Susan McNicholl, Office of the Vice President for Research

Posted Jan 26, 2026

The Bailey Research Career Development Award is Iowa State University’s annual investment in bold, innovative early-career researchers. This year, the award is powering Brett VanVeller, associate professor of chemistry, and his lab’s research into unlocking bottromycin, a relatively rare antibiotic with a unique mechanism that could outsmart resistant bacteria.

“Antibiotic discovery is high-risk because nature doesn’t give up these molecules easily, and making them in the lab is often exceptionally challenging,” explained VanVeller. “The Bailey Award gives us the runway to solve those hard synthetic problems and see whether a new antibiotic class is really possible.”
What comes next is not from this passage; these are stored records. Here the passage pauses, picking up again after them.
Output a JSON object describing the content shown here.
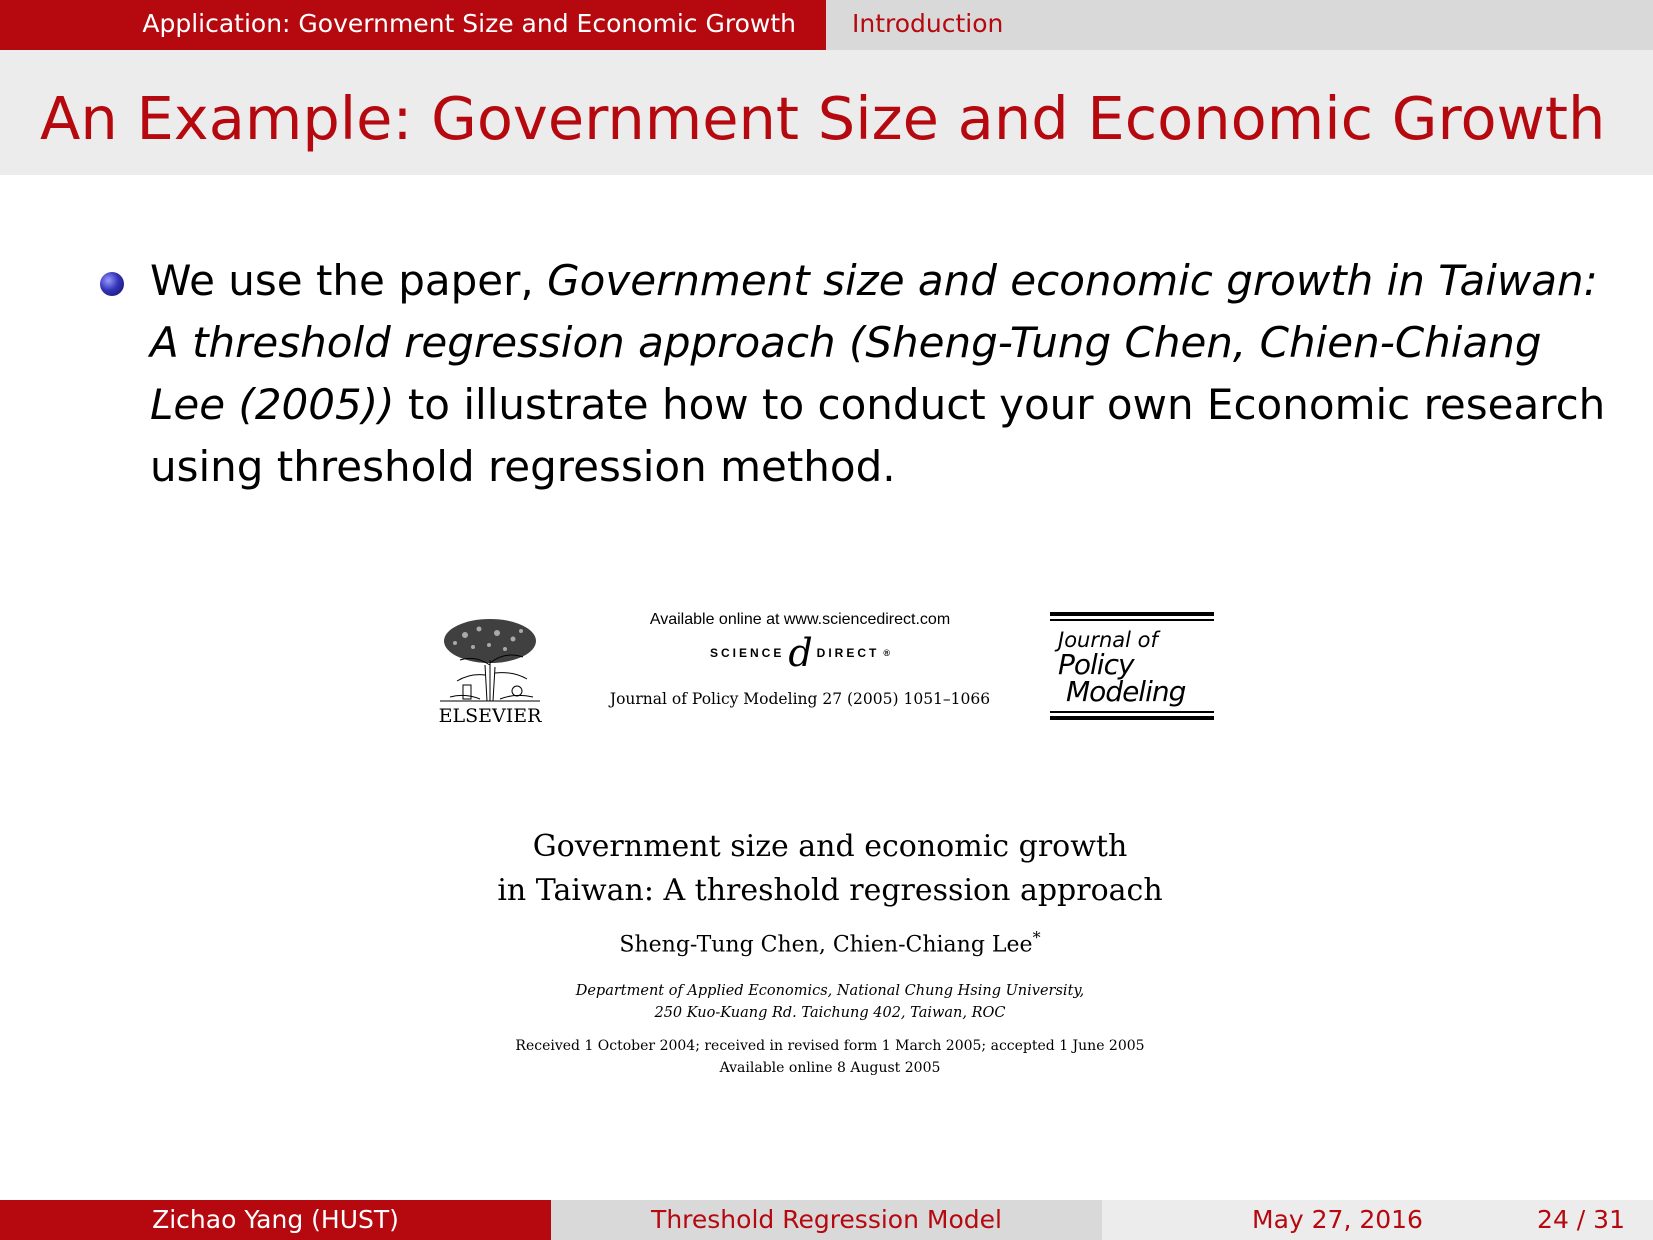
{
  "header": {
    "section": "Application: Government Size and Economic Growth",
    "subsection": "Introduction"
  },
  "frame": {
    "title": "An Example: Government Size and Economic Growth"
  },
  "bullet": {
    "part1": "We use the paper, ",
    "italic": "Government size and economic growth in Taiwan: A threshold regression approach (Sheng-Tung Chen, Chien-Chiang Lee (2005))",
    "part2": " to illustrate how to conduct your own Economic research using threshold regression method."
  },
  "paper": {
    "publisher": "ELSEVIER",
    "available_online": "Available online at www.sciencedirect.com",
    "sd_left": "SCIENCE",
    "sd_at": "d",
    "sd_right": "DIRECT",
    "sd_mark": "®",
    "journal_ref": "Journal of Policy Modeling 27 (2005) 1051–1066",
    "jpm_line1": "Journal of",
    "jpm_line2": "Policy",
    "jpm_line3": "Modeling",
    "title_line1": "Government size and economic growth",
    "title_line2": "in Taiwan: A threshold regression approach",
    "authors": "Sheng-Tung Chen, Chien-Chiang Lee",
    "author_mark": "*",
    "affiliation_line1": "Department of Applied Economics, National Chung Hsing University,",
    "affiliation_line2": "250 Kuo-Kuang Rd. Taichung 402, Taiwan, ROC",
    "dates_line1": "Received 1 October 2004; received in revised form 1 March 2005; accepted 1 June 2005",
    "dates_line2": "Available online 8 August 2005"
  },
  "footer": {
    "author": "Zichao Yang (HUST)",
    "title": "Threshold Regression Model",
    "date": "May 27, 2016",
    "page": "24 / 31"
  },
  "colors": {
    "accent_red": "#b5090f",
    "bar_gray": "#d9d9d9",
    "title_bg": "#ececec"
  }
}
Antimicrobial resistance (AMR) is one of the greatest global health threats of our time, projected by the World Health Organization (WHO) to surpass cancer as the leading cause of death by 2050. Bottromycin stands out because it disables bacterial protein synthesis in a way no current drug does, making it a promising candidate against multidrug-resistant pathogens. Yet, its development has stalled for decades due to its complex structure and scarcity from natural sources.

Brett VanVeller
Brett VanVeller

VanVeller’s project tackles this challenge head-on by creating a modular synthetic platform using solid-phase peptide synthesis (SPPS), the same automated technology that enabled the development of other peptide-based therapeutics like semaglutide for Type 2 diabetes and obesity and enfuvirtide for the treatment of HIV. If successful, VanVeller’s innovation will make bottromycin and its analogs efficiently accessible for the first time, enabling systematic exploration of their structure and function.

“The Bailey Award provides our researchers the freedom to explore transformative ideas that can define their research careers,” said Peter Dorhout, vice president for research at Iowa State. “Dr. VanVeller is opening doors to an entirely new class of antibiotics at a time when the world urgently needs them. We’re proud to support research with the potential to make such a profound impact on human health.”

The timing of the award occurs at a pivotal moment. A research group at the University of Illinois Chicago recently uncovered the long-elusive mechanism of action behind bottromycin—finally explaining how the molecule works after decades of uncertainty. Crucially, this discovery coincided with VanVeller’s own development of an efficient way to synthesize bottromycin.

Together, these two advances create an unprecedented opportunity not only to study bottromycin in depth but also to redesign it in ways that could expand its therapeutic potential. Beyond antibiotic development, VenVeller’s work could transform bottromycin into a powerful biochemical tool for studying protein synthesis, opening new doors in molecular biology.

“At the end of the day, I’m an organic chemist because I love molecular design. I love thinking about how positioning atoms in space confers properties that we can explain, rationalize, and design,” added VanVeller. “And bottromycin is finally within reach. If you have synthetic methods that can access all parts of the structure, we can design certain aspects, change how it targets, and expand the set of targets it can hit. When you design a molecule and it works as designed, that’s just a thrilling experience.”

The Bailey Research Career Development Award provides $150,000 over three years to support early-career faculty pursuing high-risk, high-reward research. It is named after Carl A. and Grace A. Bailey who established the award through a generous estate gift. Past recipients have advanced fields from maternal health to pollinator conservation.